1. N2 + 3H2 ==> 2NH3 (balanced equation)
Now put the RAM (relative atomic masses) to each reactant.
2*14 + 3*2 ==> 2*(17)
28 + 6 ==> 34
Therefore 28 grams of N2 with 6 grams of H2 will yield 34 grams of NH3 (assuming one of the reactants will be exhausted).
2.
Since only 6 grams of H2 out of 25 grams has been used for the reaction, what would be the quantity left?
Of course! I'd be happy to help explain how to solve the second question.
To find out how much excess reagent is left over in a chemical reaction, we first need to identify the limiting reagent. The limiting reagent is the reactant that is completely consumed first and determines the maximum amount of product that can be formed.

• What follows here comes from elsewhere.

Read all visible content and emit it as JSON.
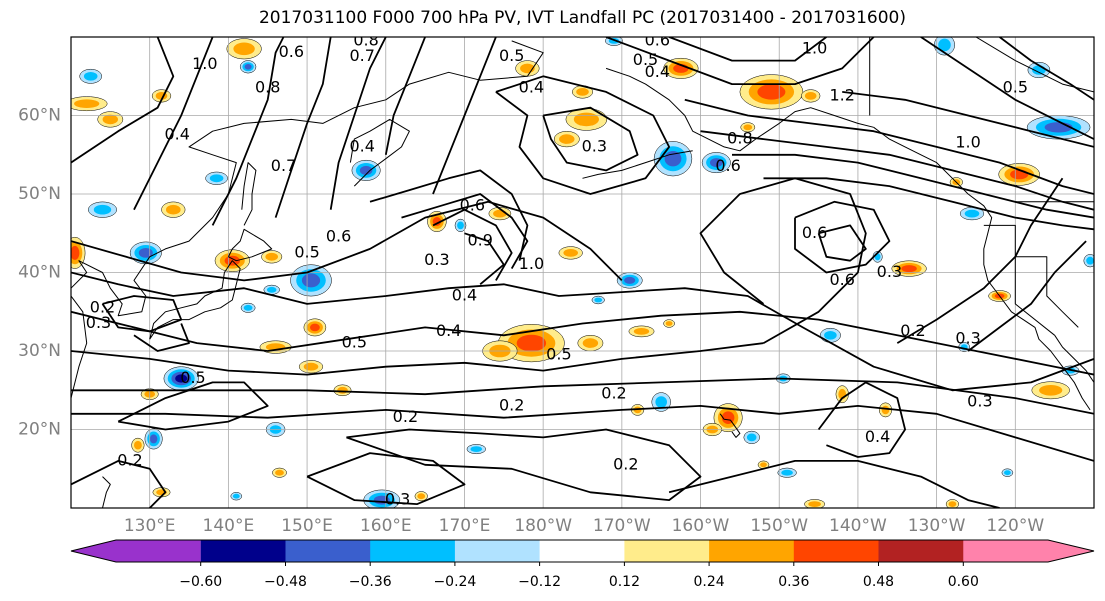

In this case, we know from Problem 1 that 28 g of N2 and 25 g of H2 were used in the reaction. To determine the limiting reagent, we need to calculate the number of moles of each reactant.
To calculate the number of moles, we can use the molar mass of each substance. The molar mass of nitrogen gas (N2) is approximately 28.02 g/mol, and the molar mass of hydrogen gas (H2) is approximately 2.02 g/mol.
Number of moles of N2 = mass of N2 / molar mass of N2
= 28 g / 28.02 g/mol
≈ 0.999 mol
Number of moles of H2 = mass of H2 / molar mass of H2
= 25 g / 2.02 g/mol
≈ 12.38 mol
Now let's look at the balanced chemical equation:
N2 + 3H2 ==> 2NH3
According to the balanced equation, the mole ratio between N2 and NH3 is 1:2. This means that for every 1 mole of N2, 2 moles of NH3 are produced.
Since we have 0.999 mol of N2, we can calculate the maximum amount of NH3 that can be produced:
Number of moles of NH3 = 2 * (moles of N2)
= 2 * 0.999 mol
≈ 1.998 mol
To convert this into grams, we can use the molar mass of NH3, which is approximately 17.03 g/mol.
Mass of NH3 = number of moles of NH3 * molar mass of NH3
= 1.998 mol * 17.03 g/mol
≈ 34.01 g
Therefore, the maximum amount of NH3 that can be produced from the given reactants is approximately 34.01 grams.
To find the amount of excess reagent left over, we compare the amount actually used with the amount that was required to react completely.
If 25 g of H2 were used, and the stoichiometry of the reaction states that 3 moles of H2 are required to react with 1 mole of N2, we can calculate the amount of H2 required to react completely:
Amount of H2 required = (moles of N2) / 3
= 0.999 mol / 3
≈ 0.333 mol
To convert this into grams, we can use the molar mass of H2:
Mass of H2 required = amount of H2 required * molar mass of H2
= 0.333 mol * 2.02 g/mol
≈ 0.67 g
Now, to find the excess reagent left over, we subtract the amount used from the amount required:
Excess reagent left over = amount of excess reagent initially - amount of excess reagent used
= 25 g - 0.67 g
≈ 24.33 g
Therefore, based on the calculations, approximately 24.33 grams of the excess reagent (H2) would be left over in this reaction.